The approaches outlined below sometimes work. The trouble is that
they work just enough to keep us hooked into believing that they
work unconditionally. We might never conclude that when continually
repeated, they not only don’t work, but most often intensify
the very behaviors and attitudes we are trying to change. The
following lists contain most of the comments you’ve heard
frustrated parents pass to their unruly children. Maybe
you’ve heard yourself say these, too?

These approaches fail because they just do not work long term, regardless of your presentation skills, your unassailable logic, or the purity of your motivation. It seems to be a law of human nature: Humans cannot cooperate in the face of continual Unsolicited Lectures, Taking The Moral Highly Ground, Self Sacrifice/Denial, and expectations that say, “You really ought to want to!”
Unsolicited Lectures
This approach includes anything offered “for your own
good!”
* Nagging
* Hints
* Encouragements- “Why don't you just try to...”
* Begging, Pleading, Justifying,
* Appealing to Logic or to Common Sense
* Any written material Strategically Left Around or Read Out
Loud
* Any Silent, Long-Suffering, or Angry “Look at How Patiently
and Bravely I am Not Saying or Noticing Anything” Approaches,
Repeated and/or Escalating Punishments Often Result in More of the
Same, or an Escalation of, Problem Behaviors.
Taking The Moral High Ground
Observing from a superior position, especially when using
“unassailable” logic, moral outrage, or righteous
indignation.

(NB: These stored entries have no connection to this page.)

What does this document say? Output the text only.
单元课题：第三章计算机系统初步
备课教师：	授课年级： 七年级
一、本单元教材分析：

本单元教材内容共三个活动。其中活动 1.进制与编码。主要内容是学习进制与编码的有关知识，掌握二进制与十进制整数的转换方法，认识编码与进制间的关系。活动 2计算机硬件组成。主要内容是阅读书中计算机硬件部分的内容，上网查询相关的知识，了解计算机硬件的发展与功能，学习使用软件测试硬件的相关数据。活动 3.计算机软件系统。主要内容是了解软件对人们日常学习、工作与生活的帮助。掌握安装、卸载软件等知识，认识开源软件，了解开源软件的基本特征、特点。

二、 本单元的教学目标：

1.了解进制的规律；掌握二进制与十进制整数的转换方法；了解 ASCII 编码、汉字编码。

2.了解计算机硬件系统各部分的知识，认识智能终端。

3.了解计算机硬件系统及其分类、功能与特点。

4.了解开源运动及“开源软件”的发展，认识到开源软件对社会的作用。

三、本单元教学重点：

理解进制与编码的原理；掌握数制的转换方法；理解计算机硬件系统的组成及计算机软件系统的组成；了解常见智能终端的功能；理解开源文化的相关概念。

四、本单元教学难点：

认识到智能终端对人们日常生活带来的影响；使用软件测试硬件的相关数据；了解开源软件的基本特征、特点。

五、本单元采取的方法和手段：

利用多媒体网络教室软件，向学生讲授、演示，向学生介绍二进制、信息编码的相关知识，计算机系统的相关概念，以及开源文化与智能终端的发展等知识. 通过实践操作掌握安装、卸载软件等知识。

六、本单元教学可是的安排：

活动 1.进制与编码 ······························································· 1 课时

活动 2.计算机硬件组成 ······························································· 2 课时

Commenting as if the speaker controls the truth about
how things “really” are or how they are
“supposed” to be. Acting as if one has knowledge,
abilities, or a set of morals in which another is clearly
deficient.
* “If you were really committed...”
* “Surely you could see that if you...”
* “Why can't anyone realize that...”
* “Anyone with any sense...”
* “After all I've done...”
* “Look how sick I've made myself by worrying
about...”
* “I'll help you if you do exactly what I want.”

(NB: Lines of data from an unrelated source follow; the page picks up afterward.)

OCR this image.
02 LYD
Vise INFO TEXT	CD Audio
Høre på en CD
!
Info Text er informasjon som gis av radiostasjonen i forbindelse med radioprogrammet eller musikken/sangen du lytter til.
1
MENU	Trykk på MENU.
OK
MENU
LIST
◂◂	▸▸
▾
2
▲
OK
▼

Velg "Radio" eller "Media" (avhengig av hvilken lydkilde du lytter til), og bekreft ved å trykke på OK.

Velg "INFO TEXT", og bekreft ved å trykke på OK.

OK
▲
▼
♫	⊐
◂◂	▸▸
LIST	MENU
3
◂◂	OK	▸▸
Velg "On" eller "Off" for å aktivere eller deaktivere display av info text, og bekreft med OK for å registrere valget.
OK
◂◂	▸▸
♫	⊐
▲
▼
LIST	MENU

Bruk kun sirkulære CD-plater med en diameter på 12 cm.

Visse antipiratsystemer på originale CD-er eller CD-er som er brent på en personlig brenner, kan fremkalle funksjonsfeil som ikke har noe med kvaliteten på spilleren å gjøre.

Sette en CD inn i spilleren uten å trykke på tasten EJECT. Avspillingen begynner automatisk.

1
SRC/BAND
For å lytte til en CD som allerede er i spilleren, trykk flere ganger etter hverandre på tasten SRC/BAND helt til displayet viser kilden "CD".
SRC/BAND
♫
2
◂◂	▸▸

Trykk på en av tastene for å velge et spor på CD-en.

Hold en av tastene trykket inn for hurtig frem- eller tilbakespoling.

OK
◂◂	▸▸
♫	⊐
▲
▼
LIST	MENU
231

* “I will continue protecting you for as long as you behave
the way I want you to behave.”
Using this technique puts the target into the position of having to
question his own judgment. Since he cannot access your judgment,
except through you, this leaves him a prisoner to your
pseudo-superior judgment. Your judgment cannot replace his.
Self Sacrifice Denial
Any technique that attempts to encourage change in another by
denying something for yourself, as if equity means that you have to
invest more than anyone else involved in the transaction:
* Keeping the Peace
* Tiptoeing So Others Won’t Be Upset Or Angry
* Putting the Happiness of Others Before Your Own
* Justifying Yourself
* Protecting Others From the Consequences Of Their Own
Actions
* Putting Your Own Life on Hold
* Hoping the Other Will Change
* Trying to Please Somebody/Everybody
“You Really Ought To Want To!”
Where a person or a group tries to make another change, demanding
that they do it because they want to do it.
* “You ought to want to please me.”
* “All ya gotta do is...”
* “I want you to show the enthusiasm I know you’re
hiding inside.”
* “You helped resolve the problem, but I would have
* preferred that you chose to do it willingly.”

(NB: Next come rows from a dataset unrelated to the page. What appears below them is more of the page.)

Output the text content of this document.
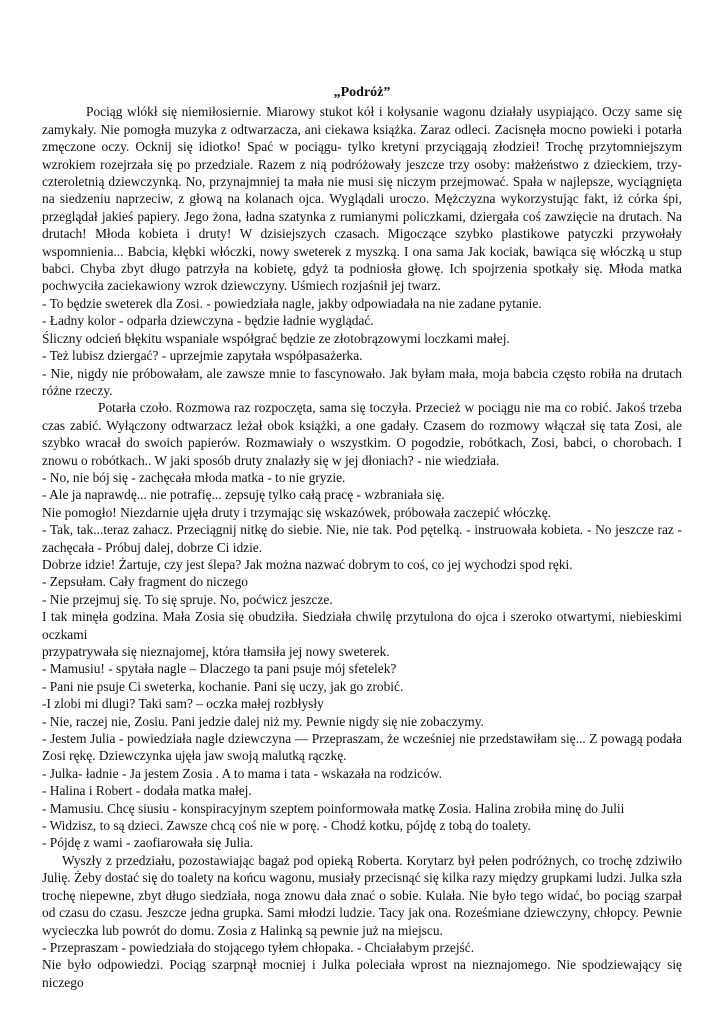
„Podróż”

Pociąg wlókł się niemiłosiernie. Miarowy stukot kół i kołysanie wagonu działały usypiająco. Oczy same się zamykały. Nie pomogła muzyka z odtwarzacza, ani ciekawa książka. Zaraz odleci. Zacisnęła mocno powieki i potarła zmęczone oczy. Ocknij się idiotko! Spać w pociągu- tylko kretyni przyciągają złodziei! Trochę przytomniejszym wzrokiem rozejrzała się po przedziale. Razem z nią podróżowały jeszcze trzy osoby: małżeństwo z dzieckiem, trzy-czteroletnią dziewczynką. No, przynajmniej ta mała nie musi się niczym przejmować. Spała w najlepsze, wyciągnięta na siedzeniu naprzeciw, z głową na kolanach ojca. Wyglądali uroczo. Mężczyzna wykorzystując fakt, iż córka śpi, przeglądał jakieś papiery. Jego żona, ładna szatynka z rumianymi policzkami, dziergała coś zawzięcie na drutach. Na drutach! Młoda kobieta i druty! W dzisiejszych czasach. Migoczące szybko plastikowe patyczki przywołały wspomnienia... Babcia, kłębki włóczki, nowy sweterek z myszką. I ona sama Jak kociak, bawiąca się włóczką u stup babci. Chyba zbyt długo patrzyła na kobietę, gdyż ta podniosła głowę. Ich spojrzenia spotkały się. Młoda matka pochwyciła zaciekawiony wzrok dziewczyny. Uśmiech rozjaśnił jej twarz.

- To będzie sweterek dla Zosi. - powiedziała nagle, jakby odpowiadała na nie zadane pytanie.

- Ładny kolor - odparła dziewczyna - będzie ładnie wyglądać.

Śliczny odcień błękitu wspaniale współgrać będzie ze złotobrązowymi loczkami małej.

- Też lubisz dziergać? - uprzejmie zapytała współpasażerka.

- Nie, nigdy nie próbowałam, ale zawsze mnie to fascynowało. Jak byłam mała, moja babcia często robiła na drutach różne rzeczy.

Potarła czoło. Rozmowa raz rozpoczęta, sama się toczyła. Przecież w pociągu nie ma co robić. Jakoś trzeba czas zabić. Wyłączony odtwarzacz leżał obok książki, a one gadały. Czasem do rozmowy włączał się tata Zosi, ale szybko wracał do swoich papierów. Rozmawiały o wszystkim. O pogodzie, robótkach, Zosi, babci, o chorobach. I znowu o robótkach.. W jaki sposób druty znalazły się w jej dłoniach? - nie wiedziała.

- No, nie bój się - zachęcała młoda matka - to nie gryzie.

- Ale ja naprawdę... nie potrafię... zepsuję tylko całą pracę - wzbraniała się.

Nie pomogło! Niezdarnie ujęła druty i trzymając się wskazówek, próbowała zaczepić włóczkę.

- Tak, tak...teraz zahacz. Przeciągnij nitkę do siebie. Nie, nie tak. Pod pętelką. - instruowała kobieta. - No jeszcze raz - zachęcała - Próbuj dalej, dobrze Ci idzie.

Dobrze idzie! Żartuje, czy jest ślepa? Jak można nazwać dobrym to coś, co jej wychodzi spod ręki.

- Zepsułam. Cały fragment do niczego

- Nie przejmuj się. To się spruje. No, poćwicz jeszcze.

I tak minęła godzina. Mała Zosia się obudziła. Siedziała chwilę przytulona do ojca i szeroko otwartymi, niebieskimi oczkami

przypatrywała się nieznajomej, która tłamsiła jej nowy sweterek.

- Mamusiu! - spytała nagle – Dlaczego ta pani psuje mój sfetelek?

- Pani nie psuje Ci sweterka, kochanie. Pani się uczy, jak go zrobić.

-I zlobi mi dlugi? Taki sam? – oczka małej rozbłysły

- Nie, raczej nie, Zosiu. Pani jedzie dalej niż my. Pewnie nigdy się nie zobaczymy.

- Jestem Julia - powiedziała nagle dziewczyna — Przepraszam, że wcześniej nie przedstawiłam się... Z powagą podała Zosi rękę. Dziewczynka ujęła jaw swoją malutką rączkę.

- Julka- ładnie - Ja jestem Zosia . A to mama i tata - wskazała na rodziców.

- Halina i Robert - dodała matka małej.

- Mamusiu. Chcę siusiu - konspiracyjnym szeptem poinformowała matkę Zosia. Halina zrobiła minę do Julii

- Widzisz, to są dzieci. Zawsze chcą coś nie w porę. - Chodź kotku, pójdę z tobą do toalety.

- Pójdę z wami - zaofiarowała się Julia.

Wyszły z przedziału, pozostawiając bagaż pod opieką Roberta. Korytarz był pełen podróżnych, co trochę zdziwiło Julię. Żeby dostać się do toalety na końcu wagonu, musiały przecisnąć się kilka razy między grupkami ludzi. Julka szła trochę niepewne, zbyt długo siedziała, noga znowu dała znać o sobie. Kulała. Nie było tego widać, bo pociąg szarpał od czasu do czasu. Jeszcze jedna grupka. Sami młodzi ludzie. Tacy jak ona. Roześmiane dziewczyny, chłopcy. Pewnie wycieczka lub powrót do domu. Zosia z Halinką są pewnie już na miejscu.

- Przepraszam - powiedziała do stojącego tyłem chłopaka. - Chciałabym przejść.

Nie było odpowiedzi. Pociąg szarpnął mocniej i Julka poleciała wprost na nieznajomego. Nie spodziewający się niczego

Trying to make somebody more responsible, more expressive, more
reasonable, more thoughtful, more considerate, more assertive,
etc., is an invitation for them to be obedient to your definition
of how they should be, regardless of your actual intention. These
rarely, if ever, work. They elicit at best obedience. By far the
most likely response will be an increasing inability to respond,
disobedience, anger, withdrawal, resentment, and failure.
Most people do not like to be obedient.